Influence of Glutathione S-transferase Mu 1 (GSTM1), Glutathione S-transferase Theta 1 (GSTT1), and N-acetyltransferase 2 (NAT2) Variants on Bladder Cancer Progression and Recurrence Rating: A Bosnian and Herzegovinian Case-Control Study

Introduction: It is suggested that bladder cancer (BC) development is linked to glutathione S-transferase (GST) enzymes. This study aimed to determine the correlation between glutathione S-transferase Mu 1 (GSTM1), glutathione S-transferase Theta 1 (GSTT1), and N-acetyltransferase 2 (NAT2) variants with BC progression and recurrence rating. Materials and methods: This study included 105 Bosnian and Herzegovinian subjects: 60 patients with histopathologically confirmed BC and 45 controls without urological diseases.

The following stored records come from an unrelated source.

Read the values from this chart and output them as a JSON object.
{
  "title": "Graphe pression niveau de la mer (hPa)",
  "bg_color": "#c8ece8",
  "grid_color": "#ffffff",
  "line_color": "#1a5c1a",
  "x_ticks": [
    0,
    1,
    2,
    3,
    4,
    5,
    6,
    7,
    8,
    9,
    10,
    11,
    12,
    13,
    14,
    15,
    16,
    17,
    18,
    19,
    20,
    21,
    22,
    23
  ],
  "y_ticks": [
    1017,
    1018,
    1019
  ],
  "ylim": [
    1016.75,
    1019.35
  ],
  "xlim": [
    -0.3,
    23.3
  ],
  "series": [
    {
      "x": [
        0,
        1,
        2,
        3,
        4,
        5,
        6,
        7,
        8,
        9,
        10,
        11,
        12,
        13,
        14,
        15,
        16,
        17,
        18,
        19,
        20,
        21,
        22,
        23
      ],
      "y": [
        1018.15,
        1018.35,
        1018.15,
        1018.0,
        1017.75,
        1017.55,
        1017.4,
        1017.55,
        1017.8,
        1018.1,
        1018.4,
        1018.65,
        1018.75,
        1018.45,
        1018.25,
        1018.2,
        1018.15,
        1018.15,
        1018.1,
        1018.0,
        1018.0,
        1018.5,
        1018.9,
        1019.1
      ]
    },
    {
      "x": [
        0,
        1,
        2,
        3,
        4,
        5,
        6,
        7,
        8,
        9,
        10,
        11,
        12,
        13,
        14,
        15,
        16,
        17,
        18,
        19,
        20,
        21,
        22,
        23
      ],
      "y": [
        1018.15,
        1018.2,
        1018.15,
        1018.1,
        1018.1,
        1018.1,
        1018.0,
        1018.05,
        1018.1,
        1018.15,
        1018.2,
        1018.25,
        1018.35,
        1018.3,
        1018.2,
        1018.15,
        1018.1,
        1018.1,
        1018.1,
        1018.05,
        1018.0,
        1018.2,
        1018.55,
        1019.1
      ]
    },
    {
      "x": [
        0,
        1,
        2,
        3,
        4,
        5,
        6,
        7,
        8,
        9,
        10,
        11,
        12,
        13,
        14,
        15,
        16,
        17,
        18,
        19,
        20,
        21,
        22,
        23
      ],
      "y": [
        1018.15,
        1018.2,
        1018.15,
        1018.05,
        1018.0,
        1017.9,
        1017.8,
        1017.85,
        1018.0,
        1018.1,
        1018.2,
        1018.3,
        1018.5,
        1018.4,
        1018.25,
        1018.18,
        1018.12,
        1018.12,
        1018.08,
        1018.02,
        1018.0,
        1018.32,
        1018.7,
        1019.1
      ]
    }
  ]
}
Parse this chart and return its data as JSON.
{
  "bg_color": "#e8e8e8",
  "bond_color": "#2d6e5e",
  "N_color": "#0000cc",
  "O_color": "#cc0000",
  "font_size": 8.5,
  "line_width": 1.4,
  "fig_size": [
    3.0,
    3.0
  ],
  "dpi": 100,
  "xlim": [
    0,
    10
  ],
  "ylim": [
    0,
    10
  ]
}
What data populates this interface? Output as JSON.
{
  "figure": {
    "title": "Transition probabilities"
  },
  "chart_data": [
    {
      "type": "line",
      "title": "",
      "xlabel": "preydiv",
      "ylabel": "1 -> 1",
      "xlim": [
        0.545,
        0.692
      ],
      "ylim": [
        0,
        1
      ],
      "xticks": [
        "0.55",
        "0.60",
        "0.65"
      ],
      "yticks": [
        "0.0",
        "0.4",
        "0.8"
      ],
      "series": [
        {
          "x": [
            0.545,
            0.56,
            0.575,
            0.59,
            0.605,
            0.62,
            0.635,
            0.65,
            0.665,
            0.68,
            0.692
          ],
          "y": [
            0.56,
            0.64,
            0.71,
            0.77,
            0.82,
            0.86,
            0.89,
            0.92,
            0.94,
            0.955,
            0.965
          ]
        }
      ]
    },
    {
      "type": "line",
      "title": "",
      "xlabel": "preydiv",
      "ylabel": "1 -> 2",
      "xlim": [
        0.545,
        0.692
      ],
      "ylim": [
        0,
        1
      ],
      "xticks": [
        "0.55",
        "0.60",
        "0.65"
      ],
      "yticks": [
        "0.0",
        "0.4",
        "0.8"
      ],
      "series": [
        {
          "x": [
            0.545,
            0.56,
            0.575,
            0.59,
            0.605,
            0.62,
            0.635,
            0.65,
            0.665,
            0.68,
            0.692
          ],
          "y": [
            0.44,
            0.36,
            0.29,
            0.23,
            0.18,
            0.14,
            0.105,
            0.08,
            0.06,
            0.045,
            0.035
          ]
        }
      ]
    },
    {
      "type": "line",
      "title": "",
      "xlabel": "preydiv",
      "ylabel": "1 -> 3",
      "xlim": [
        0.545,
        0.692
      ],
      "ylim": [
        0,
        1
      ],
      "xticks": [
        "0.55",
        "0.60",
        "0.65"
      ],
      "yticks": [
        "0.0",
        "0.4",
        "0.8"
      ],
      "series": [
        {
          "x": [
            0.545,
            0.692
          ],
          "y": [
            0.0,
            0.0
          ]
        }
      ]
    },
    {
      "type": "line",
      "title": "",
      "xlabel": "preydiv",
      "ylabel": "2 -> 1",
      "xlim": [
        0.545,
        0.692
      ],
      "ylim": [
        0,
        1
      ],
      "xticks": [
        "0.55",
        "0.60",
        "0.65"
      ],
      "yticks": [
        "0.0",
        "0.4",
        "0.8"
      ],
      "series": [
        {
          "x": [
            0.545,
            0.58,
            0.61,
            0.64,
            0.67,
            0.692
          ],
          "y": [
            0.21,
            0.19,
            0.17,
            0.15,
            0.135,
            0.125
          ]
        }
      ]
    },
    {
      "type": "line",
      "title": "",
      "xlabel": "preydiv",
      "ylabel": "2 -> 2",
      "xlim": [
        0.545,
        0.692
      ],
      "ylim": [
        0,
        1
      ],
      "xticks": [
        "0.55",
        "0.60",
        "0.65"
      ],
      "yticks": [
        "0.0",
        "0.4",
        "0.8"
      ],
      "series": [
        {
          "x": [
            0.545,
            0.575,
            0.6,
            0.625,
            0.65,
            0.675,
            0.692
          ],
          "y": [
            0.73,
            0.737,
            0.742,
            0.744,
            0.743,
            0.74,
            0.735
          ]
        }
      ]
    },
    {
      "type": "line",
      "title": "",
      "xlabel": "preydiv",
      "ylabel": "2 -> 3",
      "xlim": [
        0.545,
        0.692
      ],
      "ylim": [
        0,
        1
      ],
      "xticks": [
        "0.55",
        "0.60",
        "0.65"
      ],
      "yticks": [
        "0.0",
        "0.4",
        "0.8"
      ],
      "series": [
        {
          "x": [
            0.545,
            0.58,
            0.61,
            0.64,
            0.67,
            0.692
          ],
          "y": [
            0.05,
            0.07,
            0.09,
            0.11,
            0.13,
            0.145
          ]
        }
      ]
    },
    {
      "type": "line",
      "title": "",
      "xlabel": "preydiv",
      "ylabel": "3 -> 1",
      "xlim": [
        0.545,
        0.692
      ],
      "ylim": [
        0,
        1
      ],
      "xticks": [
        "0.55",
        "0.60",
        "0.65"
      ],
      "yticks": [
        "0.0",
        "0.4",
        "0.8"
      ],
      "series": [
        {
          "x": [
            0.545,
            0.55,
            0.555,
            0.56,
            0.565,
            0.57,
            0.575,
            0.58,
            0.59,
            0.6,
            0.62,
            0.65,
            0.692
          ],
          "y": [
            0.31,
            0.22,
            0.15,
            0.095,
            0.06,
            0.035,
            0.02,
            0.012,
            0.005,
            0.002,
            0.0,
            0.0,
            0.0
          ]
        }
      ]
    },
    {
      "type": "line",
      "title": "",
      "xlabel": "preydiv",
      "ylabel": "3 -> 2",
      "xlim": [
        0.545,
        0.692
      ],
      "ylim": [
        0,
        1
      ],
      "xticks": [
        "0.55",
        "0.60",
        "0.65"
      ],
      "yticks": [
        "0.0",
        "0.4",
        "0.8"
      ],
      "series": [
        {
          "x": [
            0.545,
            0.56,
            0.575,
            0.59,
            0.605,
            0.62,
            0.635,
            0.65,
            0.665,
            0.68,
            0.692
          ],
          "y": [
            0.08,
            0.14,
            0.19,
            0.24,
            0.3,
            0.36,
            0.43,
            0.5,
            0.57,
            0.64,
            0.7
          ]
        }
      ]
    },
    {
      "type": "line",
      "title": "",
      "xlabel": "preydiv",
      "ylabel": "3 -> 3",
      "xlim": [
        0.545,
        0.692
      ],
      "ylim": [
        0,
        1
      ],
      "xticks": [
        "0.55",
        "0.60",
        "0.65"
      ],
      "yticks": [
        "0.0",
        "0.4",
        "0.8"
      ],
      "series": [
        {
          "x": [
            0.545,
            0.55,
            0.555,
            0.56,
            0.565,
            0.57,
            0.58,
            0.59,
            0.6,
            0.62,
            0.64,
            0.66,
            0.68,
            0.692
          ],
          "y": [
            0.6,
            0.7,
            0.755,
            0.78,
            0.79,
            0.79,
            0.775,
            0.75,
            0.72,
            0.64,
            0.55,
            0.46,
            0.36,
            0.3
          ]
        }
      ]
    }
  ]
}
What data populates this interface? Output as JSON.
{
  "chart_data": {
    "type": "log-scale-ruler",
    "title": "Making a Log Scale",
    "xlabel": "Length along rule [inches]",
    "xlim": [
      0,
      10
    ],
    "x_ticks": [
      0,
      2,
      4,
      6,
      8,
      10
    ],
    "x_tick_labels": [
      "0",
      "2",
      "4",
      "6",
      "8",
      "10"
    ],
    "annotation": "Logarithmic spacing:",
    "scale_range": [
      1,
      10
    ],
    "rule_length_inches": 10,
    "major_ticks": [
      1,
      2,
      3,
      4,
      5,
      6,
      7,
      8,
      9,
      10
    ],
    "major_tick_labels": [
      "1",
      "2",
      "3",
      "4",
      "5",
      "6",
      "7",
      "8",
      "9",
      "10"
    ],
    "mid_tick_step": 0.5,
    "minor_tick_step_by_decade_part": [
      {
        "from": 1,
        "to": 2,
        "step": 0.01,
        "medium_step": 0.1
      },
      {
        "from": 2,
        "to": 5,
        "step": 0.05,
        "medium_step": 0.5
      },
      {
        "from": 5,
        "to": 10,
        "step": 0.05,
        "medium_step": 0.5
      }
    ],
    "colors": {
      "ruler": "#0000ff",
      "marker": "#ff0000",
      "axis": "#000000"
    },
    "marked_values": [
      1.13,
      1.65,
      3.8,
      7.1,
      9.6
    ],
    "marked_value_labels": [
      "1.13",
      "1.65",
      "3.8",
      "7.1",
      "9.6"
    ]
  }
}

GSTM1, GSTT1 (rs36631 and rs17856199, respectively), and NAT2 (rs1799929, rs1799930, and rs1799931) were investigated. Results: Both one- and five-year probabilities of progression were not significantly different in GSTM1 and NAT2 polymorphisms. One-year probability of progression was significantly higher in the GSTT1 T-- (null) than the T++ (wildtype) genotype (14.7% (±6.9) vs. 8.9% (±6.7), respectively; p=0.048). Five-year probability of progression was significantly higher in the GSTT1 T-- than the T++ genotype (39.4% (±14.7) vs. 25.5% (±16.6), respectively; p=0.045). THE GSTT1 T-- genotype was an independent predictor in the one-year probability of recurrence and progression (p=0.03 and p=0.01, respectively). GSTT1 T-- genotype and age were independent predictors for the five-year probability of recurrence (p=0.032 and p=0.04, respectively) as well as independent predictors of the five-year probability of progression (p=0.012 and p=0.03, respectively). Conclusions: The GSTT1 T-- genotype was an independent predictor in the one- and five-year probabilities of both recurrence and progression of BC. GSTT1 rs17856199 may be a significant factor in the development of tumors and the course of disease in Bosnian and Herzegovinian BC patients.